Of course, none of this means that the game is worth keeping long. You’ll probably spend a few minutes noodling around, a few more solving the puzzle, and the rest of your time will go to replaying through to see the various endings. Perhaps if you’re really dedicated, you’ll try out the author’s suggestions (provided in the walkthrough) for all the various ways to lose the game. The whole thing shouldn’t take much more than a half-hour, after which Calliope goes into the recycle bin. These “short-short” games are becoming a more and more prominent competition trend. They make sure to meet the “two-hour” rule by ducking far under it — so far, in fact, that you can exhaust most of their options in a quarter of that time.
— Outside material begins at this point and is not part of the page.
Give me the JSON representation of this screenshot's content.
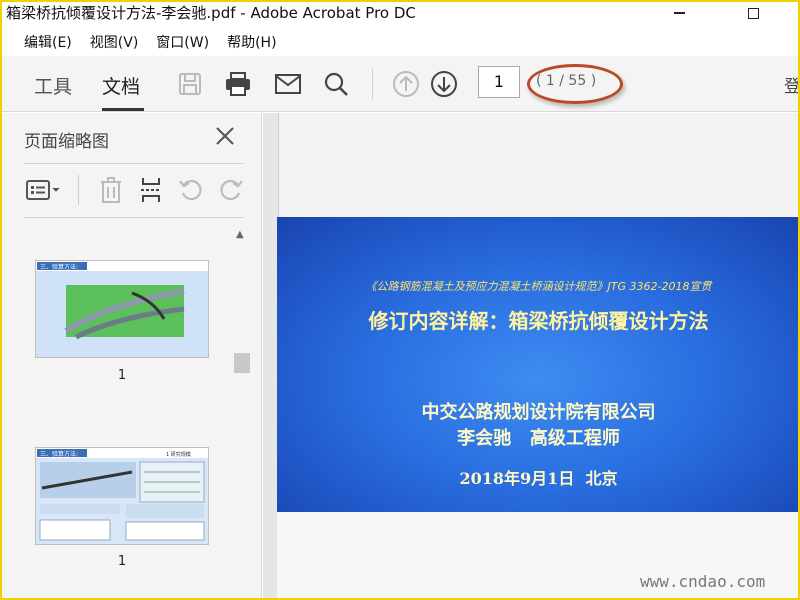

The first time I remember seeing a comp entry of this ilk was Jay Goemmer’s E-MAILBOX in 1997, which consisted of about four moves and no puzzles. The trend continued in ’98 with games like In the Spotlight and Downtown Tokyo. Present Day. Now it’s so prevalent that out of the six comp games I’ve played so far, three are of the “short-short” variety. Of course, this may just be the vagaries of Comp99’s randomizer, but I suspect it goes a little deeper than that. Tiny games like this allow an author to get exposure and experience without making a huge time investment. They create an evolving example which pushes the author’s developing knowledge in an IF language, both by providing a space to try out examples and by nudging research into the manual to implement that latest and greatest idea. Perhaps most important of all, tiny IF makes for one more line in that all-important “Things I’ve finished” list. Thankfully for its audience, Calliope does it right.